Das hängt bei mir von so vielen Faktoren ab, z.B. Gewässer, Stelle,  Jahreszeit, Sichtigkeit etc. , das ich da keine klaren Aussagen treffen kann.


----------



## lsski (25. September 2020)

Ich Hab nur noch eine Abu Sonette der wohl beste Spinner der Welt Je Schwerer des so weiter und Da stehen Die Dicken und dann Langsam mit doch unwahrscheinlich schnell rotierenden Blatt einfach einen Fisch nach dem anderen verhaften


----------



## lsski (25. September 2020)

Der in Silber hat Sie alle gefangen


----------



## Bankside Dreamer (25. September 2020)

Der wichtigste Kunstköder ist wohl derjenige, der mit gewisser Regelmäßigkeit nass wird und den dabei eventuell bereits die eine oder andere Narbe ziert.
Selbst jahrelang kunstködersüchtig würde ich heute keck behaupten, folgen fast alle heutigen High-End-Kunstköder lediglich einigen wenigen uralten Mustern.


----------



## Andal (25. September 2020)

Wenn du weisst, wann und wo welche Silhouetten an Ködern gehen, kommst du mit einem einzigen Modell aus.


----------



## Lajos1 (26. September 2020)

Hallo,

Salmo Warrior, Rapala X-Rap Jointed Shad, Effzett Blinker 30 Gramm und Mepps 5 Normalversion.

Petri Heil

Lajos


----------



## Andal (26. September 2020)

Man nehme nur mal die Bleche á la Effzett, Heintz, Atom, Toby, Eppinger... in den diversen Größen und Dekoren. Die fangen mit schönster Regelmäßigkeit seit Generationen ihre guten Hechte. Hört man sich aber an, was die renommierten Kuntsköderhersteller sagen, dürften die seit locker 50 Jahren total verbrannt sein und nur die neuesten und natürlich teuersten Köder noch was fangen.

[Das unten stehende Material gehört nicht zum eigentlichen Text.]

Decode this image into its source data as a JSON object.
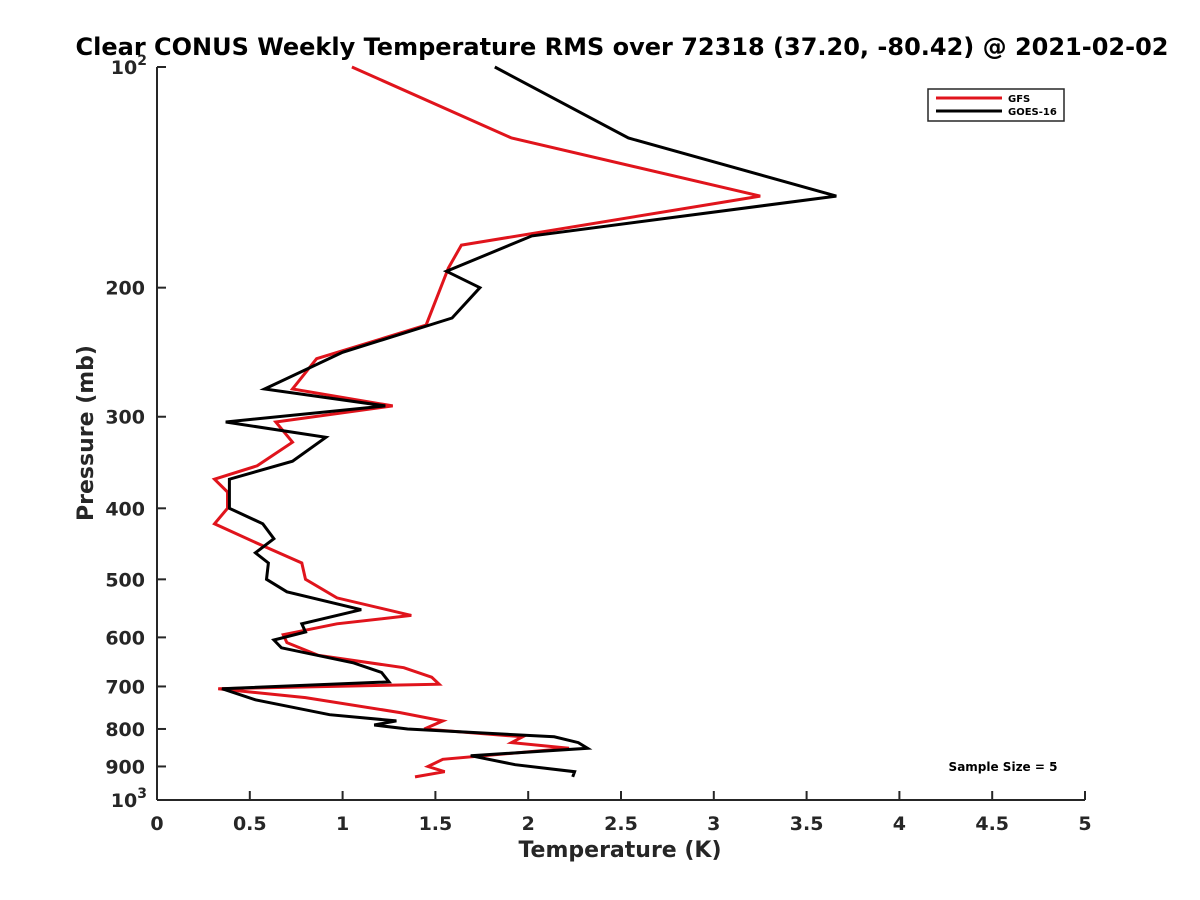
{
  "chart_data": {
    "type": "line",
    "title": "Clear CONUS Weekly Temperature RMS over 72318 (37.20, -80.42) @ 2021-02-02",
    "xlabel": "Temperature (K)",
    "ylabel": "Pressure (mb)",
    "xlim": [
      0,
      5
    ],
    "ylim": [
      100,
      1000
    ],
    "y_scale": "log",
    "y_reversed": true,
    "x_ticks": [
      "0",
      "0.5",
      "1",
      "1.5",
      "2",
      "2.5",
      "3",
      "3.5",
      "4",
      "4.5",
      "5"
    ],
    "y_ticks": [
      {
        "value": 100,
        "base": "10",
        "exp": "2"
      },
      {
        "value": 200,
        "label": "200"
      },
      {
        "value": 300,
        "label": "300"
      },
      {
        "value": 400,
        "label": "400"
      },
      {
        "value": 500,
        "label": "500"
      },
      {
        "value": 600,
        "label": "600"
      },
      {
        "value": 700,
        "label": "700"
      },
      {
        "value": 800,
        "label": "800"
      },
      {
        "value": 900,
        "label": "900"
      },
      {
        "value": 1000,
        "base": "10",
        "exp": "3"
      }
    ],
    "grid": false,
    "legend_position": "top-right",
    "annotation": "Sample Size = 5",
    "series": [
      {
        "name": "GFS",
        "color": "#e0141c",
        "points": [
          [
            1.05,
            100
          ],
          [
            1.91,
            125
          ],
          [
            3.25,
            150
          ],
          [
            1.64,
            175
          ],
          [
            1.57,
            188
          ],
          [
            1.45,
            225
          ],
          [
            0.86,
            250
          ],
          [
            0.73,
            275
          ],
          [
            1.27,
            290
          ],
          [
            0.64,
            305
          ],
          [
            0.73,
            325
          ],
          [
            0.54,
            350
          ],
          [
            0.31,
            365
          ],
          [
            0.38,
            380
          ],
          [
            0.38,
            400
          ],
          [
            0.31,
            420
          ],
          [
            0.57,
            450
          ],
          [
            0.78,
            475
          ],
          [
            0.8,
            500
          ],
          [
            0.97,
            530
          ],
          [
            1.37,
            560
          ],
          [
            0.97,
            575
          ],
          [
            0.68,
            595
          ],
          [
            0.7,
            610
          ],
          [
            0.87,
            635
          ],
          [
            1.33,
            660
          ],
          [
            1.48,
            680
          ],
          [
            1.52,
            695
          ],
          [
            0.33,
            705
          ],
          [
            0.8,
            725
          ],
          [
            1.31,
            760
          ],
          [
            1.54,
            780
          ],
          [
            1.44,
            800
          ],
          [
            1.97,
            820
          ],
          [
            1.91,
            835
          ],
          [
            2.22,
            850
          ],
          [
            1.54,
            880
          ],
          [
            1.46,
            900
          ],
          [
            1.55,
            915
          ],
          [
            1.39,
            930
          ]
        ]
      },
      {
        "name": "GOES-16",
        "color": "#000000",
        "points": [
          [
            1.82,
            100
          ],
          [
            2.54,
            125
          ],
          [
            3.66,
            150
          ],
          [
            2.02,
            170
          ],
          [
            1.56,
            190
          ],
          [
            1.74,
            200
          ],
          [
            1.59,
            220
          ],
          [
            1.0,
            245
          ],
          [
            0.58,
            275
          ],
          [
            1.23,
            290
          ],
          [
            0.37,
            305
          ],
          [
            0.91,
            320
          ],
          [
            0.73,
            345
          ],
          [
            0.39,
            365
          ],
          [
            0.39,
            400
          ],
          [
            0.57,
            420
          ],
          [
            0.63,
            440
          ],
          [
            0.53,
            460
          ],
          [
            0.6,
            475
          ],
          [
            0.59,
            500
          ],
          [
            0.7,
            520
          ],
          [
            1.1,
            550
          ],
          [
            0.78,
            575
          ],
          [
            0.8,
            590
          ],
          [
            0.63,
            605
          ],
          [
            0.67,
            620
          ],
          [
            1.06,
            650
          ],
          [
            1.21,
            670
          ],
          [
            1.25,
            690
          ],
          [
            0.35,
            705
          ],
          [
            0.53,
            730
          ],
          [
            0.93,
            765
          ],
          [
            1.29,
            780
          ],
          [
            1.17,
            790
          ],
          [
            1.35,
            800
          ],
          [
            2.14,
            820
          ],
          [
            2.27,
            835
          ],
          [
            2.32,
            850
          ],
          [
            1.69,
            870
          ],
          [
            1.93,
            895
          ],
          [
            2.25,
            915
          ],
          [
            2.24,
            930
          ]
        ]
      }
    ]
  }
}
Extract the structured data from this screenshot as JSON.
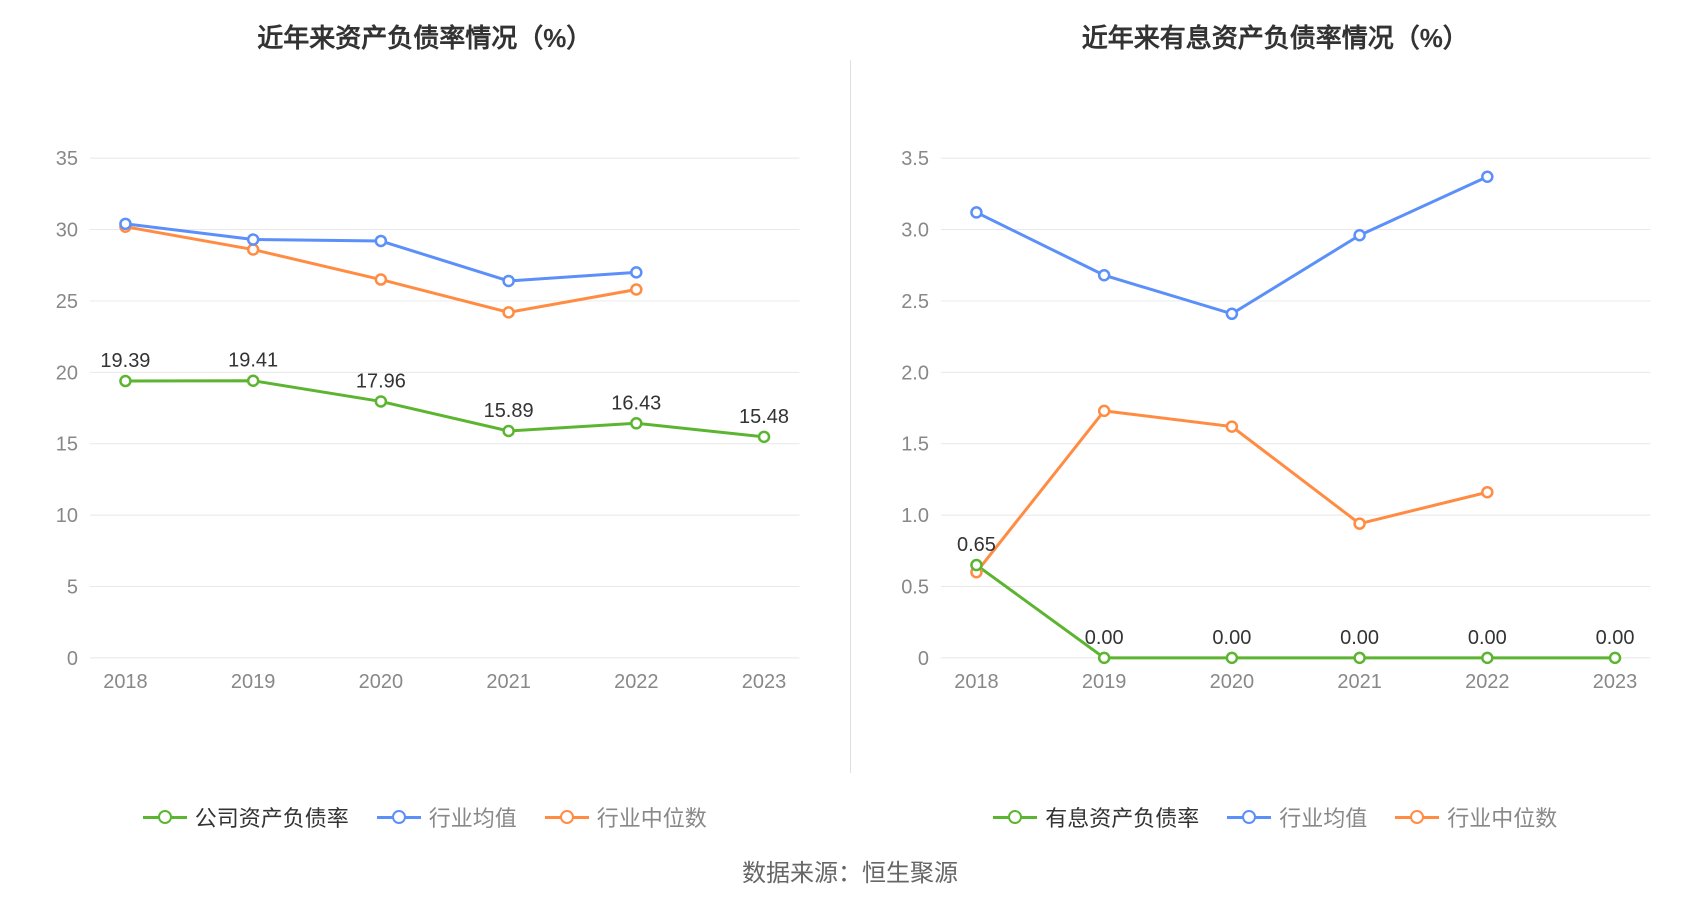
{
  "source_label": "数据来源：恒生聚源",
  "colors": {
    "green": "#5cb531",
    "blue": "#5b8ff9",
    "orange": "#ff8c42",
    "grid": "#e8e8e8",
    "axis_text": "#888888",
    "title_text": "#333333",
    "label_text": "#333333",
    "legend_inactive": "#888888",
    "background": "#ffffff"
  },
  "chart_left": {
    "type": "line",
    "title": "近年来资产负债率情况（%）",
    "categories": [
      "2018",
      "2019",
      "2020",
      "2021",
      "2022",
      "2023"
    ],
    "ylim": [
      0,
      35
    ],
    "ytick_step": 5,
    "title_fontsize": 26,
    "axis_fontsize": 20,
    "label_fontsize": 20,
    "line_width": 3,
    "marker_radius": 5,
    "series": [
      {
        "key": "company",
        "name": "公司资产负债率",
        "color": "#5cb531",
        "primary": true,
        "show_labels": true,
        "values": [
          19.39,
          19.41,
          17.96,
          15.89,
          16.43,
          15.48
        ],
        "labels": [
          "19.39",
          "19.41",
          "17.96",
          "15.89",
          "16.43",
          "15.48"
        ]
      },
      {
        "key": "industry_avg",
        "name": "行业均值",
        "color": "#5b8ff9",
        "primary": false,
        "show_labels": false,
        "values": [
          30.4,
          29.3,
          29.2,
          26.4,
          27.0,
          null
        ]
      },
      {
        "key": "industry_median",
        "name": "行业中位数",
        "color": "#ff8c42",
        "primary": false,
        "show_labels": false,
        "values": [
          30.2,
          28.6,
          26.5,
          24.2,
          25.8,
          null
        ]
      }
    ]
  },
  "chart_right": {
    "type": "line",
    "title": "近年来有息资产负债率情况（%）",
    "categories": [
      "2018",
      "2019",
      "2020",
      "2021",
      "2022",
      "2023"
    ],
    "ylim": [
      0,
      3.5
    ],
    "ytick_step": 0.5,
    "title_fontsize": 26,
    "axis_fontsize": 20,
    "label_fontsize": 20,
    "line_width": 3,
    "marker_radius": 5,
    "series": [
      {
        "key": "company",
        "name": "有息资产负债率",
        "color": "#5cb531",
        "primary": true,
        "show_labels": true,
        "values": [
          0.65,
          0.0,
          0.0,
          0.0,
          0.0,
          0.0
        ],
        "labels": [
          "0.65",
          "0.00",
          "0.00",
          "0.00",
          "0.00",
          "0.00"
        ]
      },
      {
        "key": "industry_avg",
        "name": "行业均值",
        "color": "#5b8ff9",
        "primary": false,
        "show_labels": false,
        "values": [
          3.12,
          2.68,
          2.41,
          2.96,
          3.37,
          null
        ]
      },
      {
        "key": "industry_median",
        "name": "行业中位数",
        "color": "#ff8c42",
        "primary": false,
        "show_labels": false,
        "values": [
          0.6,
          1.73,
          1.62,
          0.94,
          1.16,
          null
        ]
      }
    ]
  }
}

Aber wenn ich mich mit meinen Ködern und zwar allen, nicht auf die jahreszeitlichen Besonderheiten einstelle, dann wird der Hecht auch mehr in die Rubrik Zufälligkeit fallen. Ködergröße, Farbe, Lauftiefe, Lauftempo... das spielt auch noch alles eine viel größere Rolle, als die Wahl des möglichst angesagten Modells, das dann auch noch möglichst alle kurbeln.

Bestes Beispiel. Das gelbe Entlein von Savage Gear. Ein Geniestreich der Vermarktung - es wurde verkauft, wie geschnitten Brot. Aber gelbe Entlein im späten Herbst gegen einen großen Blinker, schön langsam und knapp über den Grund geleiert!?


----------



## Fruehling (26. September 2020)

Andal schrieb:


> ...Bestes Beispiel. Das gelbe Entlein von Savage Gear. Ein Geniestreich der Vermarktung - es wurde verkauft, wie geschnitten Brot. Aber gelbe Entlein im späten Herbst gegen einen großen Blinker, schön langsam und knapp über den Grund geleiert!?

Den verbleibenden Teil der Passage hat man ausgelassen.